Den Zorn der Agrarier erregte die Abschaffung einer zweiprozentigen Sondermehrwertsteuer zugunsten der Landwirtschaft, die im vorigen Jahr erhoben worden war. Um diesen Punkt war – ebenso wie um eine schließlich gebilligte Erhöhung des Mindestlohnes – zwei Tage lang in der Duma heiß gefochten worden.

Die eher fiktive Lohnkennziffer, die zur Berechnung von Pensionen und Beihilfen wichtig ist, soll nun bei 3.400 Rubeln (1,50 Mark) liegen. Ein gutes dutzendmal scheiterte der Entwurf an der erforderlichen Zahl von 225 Jastimmen, die zu seiner Annahme erforderlich sind.

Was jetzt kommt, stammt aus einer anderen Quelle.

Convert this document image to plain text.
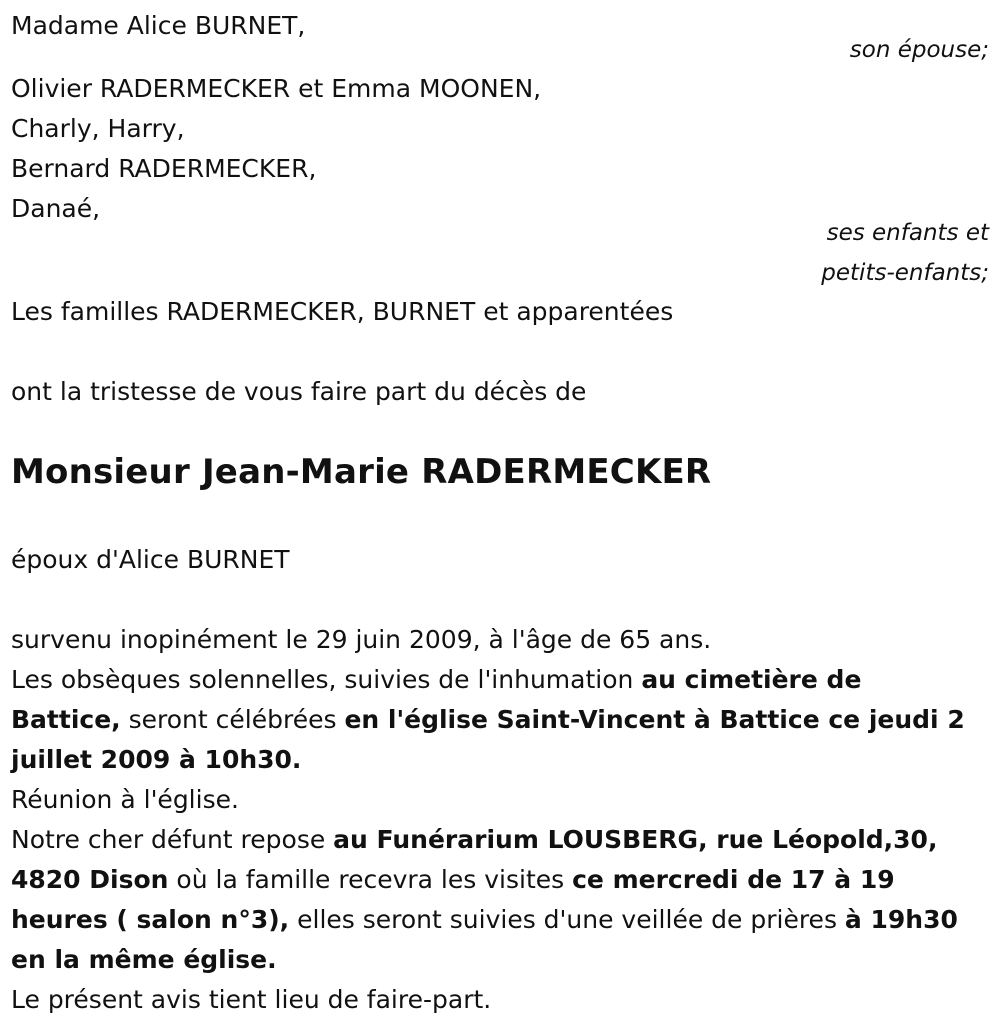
Madame Alice BURNET,
son épouse;
Olivier RADERMECKER et Emma MOONEN,
Charly, Harry,
Bernard RADERMECKER,
Danaé,
ses enfants et
petits-enfants;
Les familles RADERMECKER, BURNET et apparentées
ont la tristesse de vous faire part du décès de
Monsieur Jean-Marie RADERMECKER
époux d'Alice BURNET
survenu inopinément le 29 juin 2009, à l'âge de 65 ans.
Les obsèques solennelles, suivies de l'inhumation au cimetière de
Battice, seront célébrées en l'église Saint-Vincent à Battice ce jeudi 2
juillet 2009 à 10h30.
Réunion à l'église.
Notre cher défunt repose au Funérarium LOUSBERG, rue Léopold,30,
4820 Dison où la famille recevra les visites ce mercredi de 17 à 19
heures ( salon n°3), elles seront suivies d'une veillée de prières à 19h30
en la même église.
Le présent avis tient lieu de faire-part.
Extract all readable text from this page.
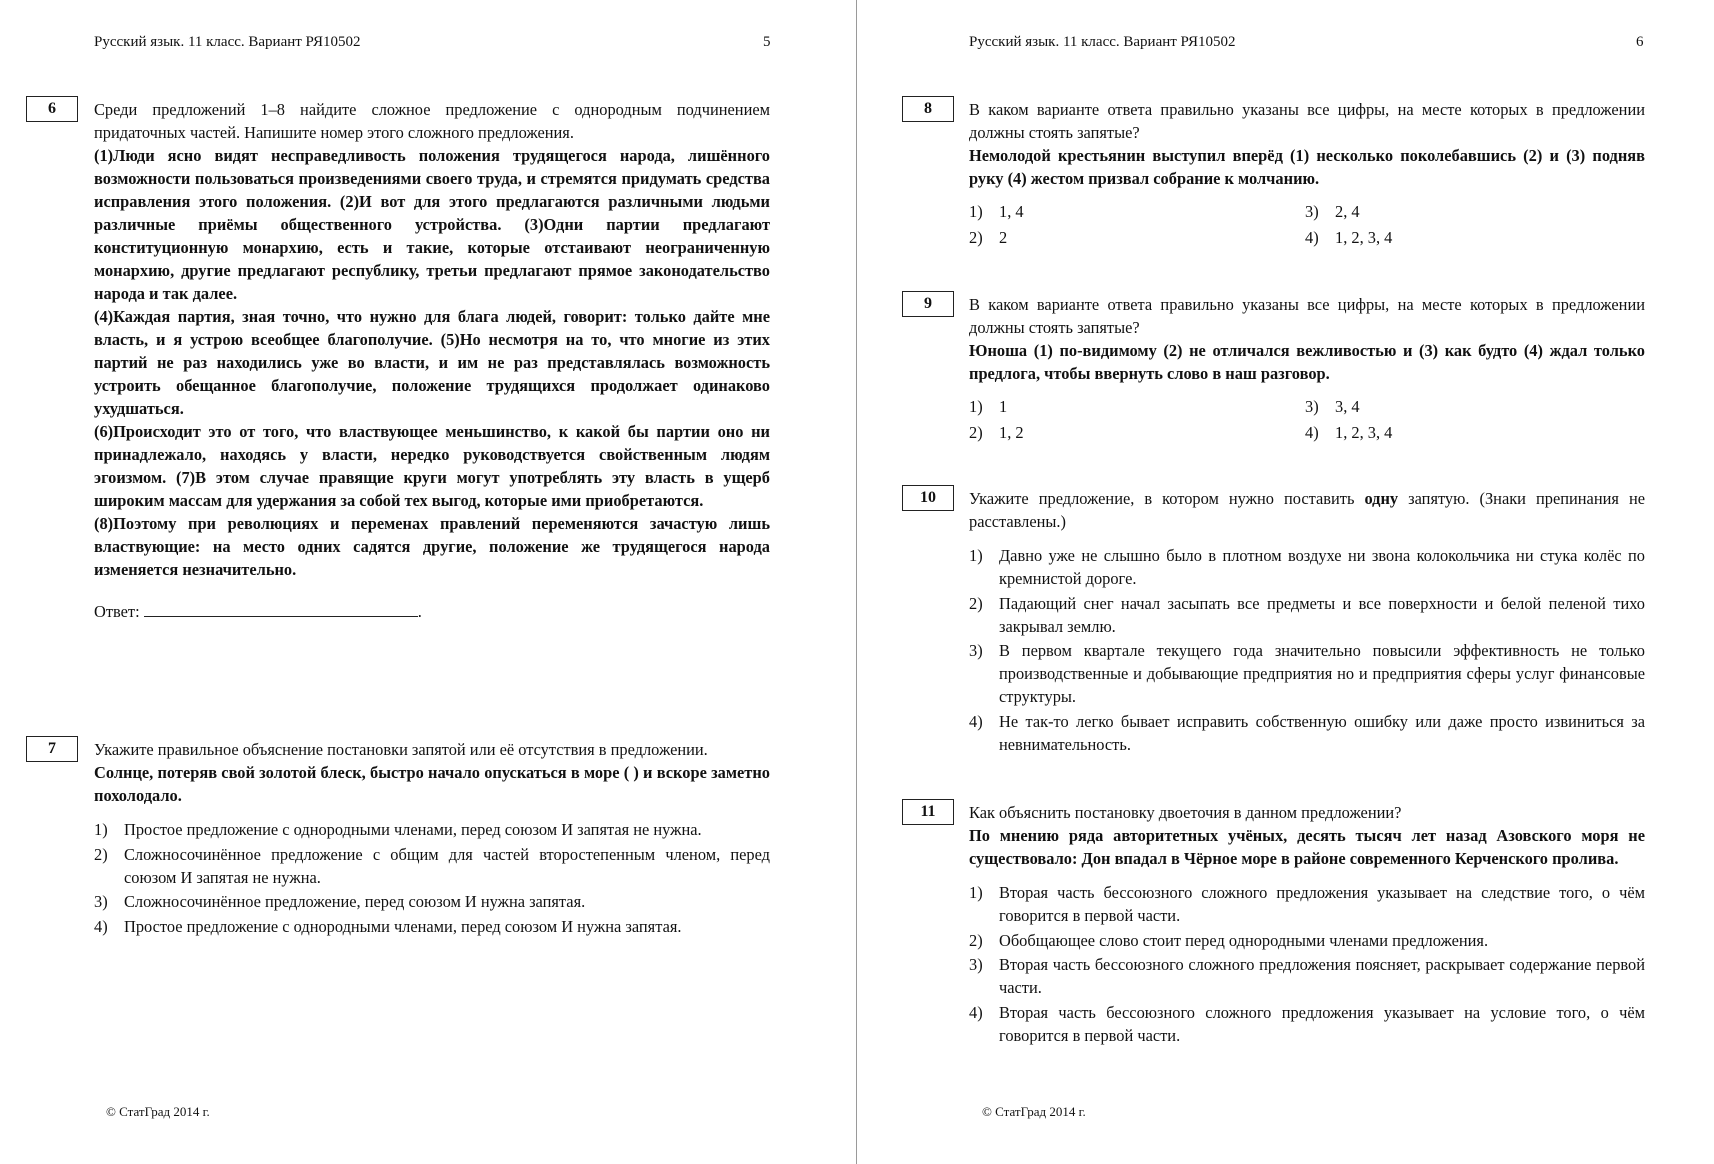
Русский язык. 11 класс. Вариант РЯ10502	5
6	Среди предложений 1–8 найдите сложное предложение с однородным подчинением придаточных частей. Напишите номер этого сложного предложения.

(1)Люди ясно видят несправедливость положения трудящегося народа, лишённого возможности пользоваться произведениями своего труда, и стремятся придумать средства исправления этого положения. (2)И вот для этого предлагаются различными людьми различные приёмы общественного устройства. (3)Одни партии предлагают конституционную монархию, есть и такие, которые отстаивают неограниченную монархию, другие предлагают республику, третьи предлагают прямое законодательство народа и так далее.

(4)Каждая партия, зная точно, что нужно для блага людей, говорит: только дайте мне власть, и я устрою всеобщее благополучие. (5)Но несмотря на то, что многие из этих партий не раз находились уже во власти, и им не раз представлялась возможность устроить обещанное благополучие, положение трудящихся продолжает одинаково ухудшаться.

(6)Происходит это от того, что властвующее меньшинство, к какой бы партии оно ни принадлежало, находясь у власти, нередко руководствуется свойственным людям эгоизмом. (7)В этом случае правящие круги могут употреблять эту власть в ущерб широким массам для удержания за собой тех выгод, которые ими приобретаются.

(8)Поэтому при революциях и переменах правлений переменяются зачастую лишь властвующие: на место одних садятся другие, положение же трудящегося народа изменяется незначительно.

Ответ:	.
7	Укажите правильное объяснение постановки запятой или её отсутствия в предложении.

Солнце, потеряв свой золотой блеск, быстро начало опускаться в море ( ) и вскоре заметно похолодало.

1) Простое предложение с однородными членами, перед союзом И запятая не нужна.
2) Сложносочинённое предложение с общим для частей второстепенным членом, перед союзом И запятая не нужна.
3) Сложносочинённое предложение, перед союзом И нужна запятая.
4) Простое предложение с однородными членами, перед союзом И нужна запятая.
© СтатГрад 2014 г.
Русский язык. 11 класс. Вариант РЯ10502	6
8	В каком варианте ответа правильно указаны все цифры, на месте которых в предложении должны стоять запятые?

Немолодой крестьянин выступил вперёд (1) несколько поколебавшись (2) и (3) подняв руку (4) жестом призвал собрание к молчанию.

1) 1, 4	3) 2, 4
2) 2	4) 1, 2, 3, 4
9	В каком варианте ответа правильно указаны все цифры, на месте которых в предложении должны стоять запятые?

Юноша (1) по-видимому (2) не отличался вежливостью и (3) как будто (4) ждал только предлога, чтобы ввернуть слово в наш разговор.

1) 1	3) 3, 4
2) 1, 2	4) 1, 2, 3, 4
10	Укажите предложение, в котором нужно поставить одну запятую. (Знаки препинания не расставлены.)

1) Давно уже не слышно было в плотном воздухе ни звона колокольчика ни стука колёс по кремнистой дороге.
2) Падающий снег начал засыпать все предметы и все поверхности и белой пеленой тихо закрывал землю.
3) В первом квартале текущего года значительно повысили эффективность не только производственные и добывающие предприятия но и предприятия сферы услуг финансовые структуры.
4) Не так-то легко бывает исправить собственную ошибку или даже просто извиниться за невнимательность.
11	Как объяснить постановку двоеточия в данном предложении?

По мнению ряда авторитетных учёных, десять тысяч лет назад Азовского моря не существовало: Дон впадал в Чёрное море в районе современного Керченского пролива.

1) Вторая часть бессоюзного сложного предложения указывает на следствие того, о чём говорится в первой части.
2) Обобщающее слово стоит перед однородными членами предложения.
3) Вторая часть бессоюзного сложного предложения поясняет, раскрывает содержание первой части.
4) Вторая часть бессоюзного сложного предложения указывает на условие того, о чём говорится в первой части.
© СтатГрад 2014 г.
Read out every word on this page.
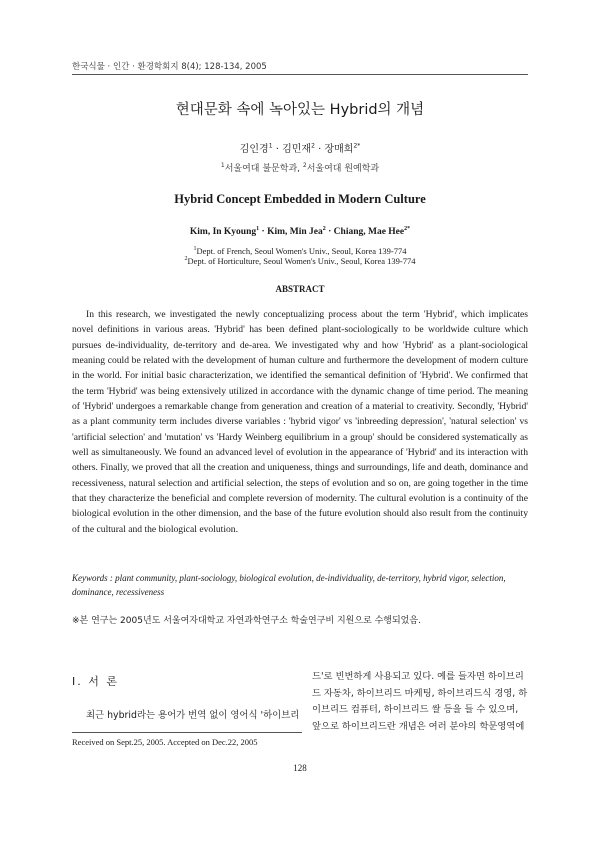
한국식물 · 인간 · 환경학회지 8(4); 128-134, 2005
현대문화 속에 녹아있는 Hybrid의 개념
김인경$^1$ · 김민재$^2$ · 장매희$^{2*}$
$^1$서울여대 불문학과, $^2$서울여대 원예학과
Hybrid Concept Embedded in Modern Culture
Kim, In Kyoung$^1$ · Kim, Min Jea$^2$ · Chiang, Mae Hee$^{2*}$
$^1$Dept. of French, Seoul Women's Univ., Seoul, Korea 139-774
$^2$Dept. of Horticulture, Seoul Women's Univ., Seoul, Korea 139-774
ABSTRACT

In this research, we investigated the newly conceptualizing process about the term 'Hybrid', which implicates novel definitions in various areas. 'Hybrid' has been defined plant-sociologically to be worldwide culture which pursues de-individuality, de-territory and de-area. We investigated why and how 'Hybrid' as a plant-sociological meaning could be related with the development of human culture and furthermore the development of modern culture in the world. For initial basic characterization, we identified the semantical definition of 'Hybrid'. We confirmed that the term 'Hybrid' was being extensively utilized in accordance with the dynamic change of time period. The meaning of 'Hybrid' undergoes a remarkable change from generation and creation of a material to creativity. Secondly, 'Hybrid' as a plant community term includes diverse variables : 'hybrid vigor' vs 'inbreeding depression', 'natural selection' vs 'artificial selection' and 'mutation' vs 'Hardy Weinberg equilibrium in a group' should be considered systematically as well as simultaneously. We found an advanced level of evolution in the appearance of 'Hybrid' and its interaction with others. Finally, we proved that all the creation and uniqueness, things and surroundings, life and death, dominance and recessiveness, natural selection and artificial selection, the steps of evolution and so on, are going together in the time that they characterize the beneficial and complete reversion of modernity. The cultural evolution is a continuity of the biological evolution in the other dimension, and the base of the future evolution should also result from the continuity of the cultural and the biological evolution.

Keywords : plant community, plant-sociology, biological evolution, de-individuality, de-territory, hybrid vigor, selection, dominance, recessiveness

※본 연구는 2005년도 서울여자대학교 자연과학연구소 학술연구비 지원으로 수행되었음.
Ⅰ. 서 론

최근 hybrid라는 용어가 번역 없이 영어식 '하이브리

Received on Sept.25, 2005. Accepted on Dec.22, 2005

드'로 빈번하게 사용되고 있다. 예를 들자면 하이브리
드 자동차, 하이브리드 마케팅, 하이브리드식 경영, 하
이브리드 컴퓨터, 하이브리드 쌀 등을 들 수 있으며,
앞으로 하이브리드란 개념은 여러 분야의 학문영역에

128
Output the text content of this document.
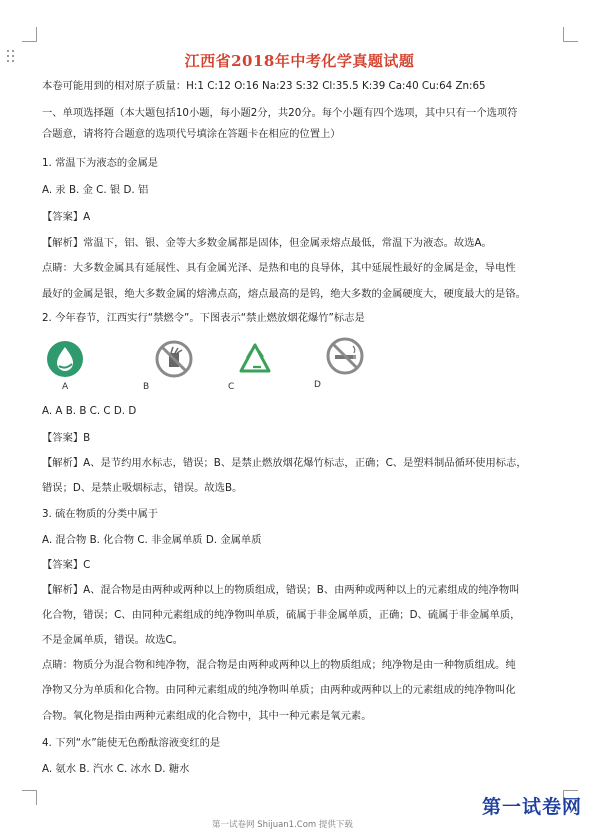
江西省2018年中考化学真题试题
本卷可能用到的相对原子质量：H:1 C:12 O:16 Na:23 S:32 Cl:35.5 K:39 Ca:40 Cu:64 Zn:65
一、单项选择题（本大题包括10小题，每小题2分，共20分。每个小题有四个选项，其中只有一个选项符
合题意，请将符合题意的选项代号填涂在答题卡在相应的位置上）
1. 常温下为液态的金属是
A. 汞 B. 金 C. 银 D. 铝
【答案】A
【解析】常温下，铝、银、金等大多数金属都是固体，但金属汞熔点最低，常温下为液态。故选A。
点睛：大多数金属具有延展性、具有金属光泽、是热和电的良导体，其中延展性最好的金属是金，导电性
最好的金属是银，绝大多数金属的熔沸点高，熔点最高的是钨，绝大多数的金属硬度大，硬度最大的是铬。
2. 今年春节，江西实行“禁燃令”。下图表示“禁止燃放烟花爆竹”标志是
A	B	C	D
A. A B. B C. C D. D
【答案】B
【解析】A、是节约用水标志，错误；B、是禁止燃放烟花爆竹标志，正确；C、是塑料制品循环使用标志，
错误；D、是禁止吸烟标志，错误。故选B。
3. 硫在物质的分类中属于
A. 混合物 B. 化合物 C. 非金属单质 D. 金属单质
【答案】C
【解析】A、混合物是由两种或两种以上的物质组成，错误；B、由两种或两种以上的元素组成的纯净物叫
化合物，错误；C、由同种元素组成的纯净物叫单质，硫属于非金属单质，正确；D、硫属于非金属单质，
不是金属单质，错误。故选C。
点睛：物质分为混合物和纯净物，混合物是由两种或两种以上的物质组成；纯净物是由一种物质组成。纯
净物又分为单质和化合物。由同种元素组成的纯净物叫单质；由两种或两种以上的元素组成的纯净物叫化
合物。氧化物是指由两种元素组成的化合物中，其中一种元素是氧元素。
4. 下列“水”能使无色酚酞溶液变红的是
A. 氨水 B. 汽水 C. 冰水 D. 糖水
第一试卷网
第一试卷网 Shijuan1.Com 提供下载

Und so sieht der vorläufige finanzielle Rahmen aus, den die russischen Gesetzgeber letztes Wochenende mit 231 gegen 127 Stimmen um ihre Regierung gezogen haben: Der Regierung werden Ausgaben im Höhe von 229,9 Billionen Rubeln (69 Milliarden US- Dollar) gestattet und man erwartet von ihr Einnahmen im Werte von 153,7 Billionen (46 Milliarden Dollar). Das Haushaltsdefizit wird dabei vorsorglich auf 76 Billionen Rubel geschätzt. Finanzminister Panskow ließ allerdings verlauten, daß es angesichts der Steuer- und sonstigen Vorgaben der Duma eher um 2,5 Billionen höher läge. Damit wäre die Grenze von 7,7 Prozent des Bruttosozialproduktes bereits überschritten, die einzuhalten die russische Regierung ihren westlichen Kreditgebern versprochen hatte.

Die Einzelheiten schienen kaum jemanden sehr zu bekümmern, denn schließlich ist dies nicht die letzte Lesung des Gesetzesprojektes. Mindestens noch zwei weitere stehen bevor, in deren Verlauf noch genug Zeit ist, um um Einzelposten zu ringen. Deshalb setzte sich die weise Voraussicht durch, daß man es auch diesmal nicht ganz schaffen wird, das Budget vor dem Beginn des Jahres zu verabschieden, auf das es sich bezieht. Deshalb wurde parallel zum Budgetentwurf am Freitag auch gleich noch ein „Gesetz über die Finanzierung der Staatsausgaben für das erste Quartal des Jahres 1995“ verabschiedet. Es setzt Eckziffern in Höhe eines Viertels vom Haushalt des zu Ende gehenden Jahres.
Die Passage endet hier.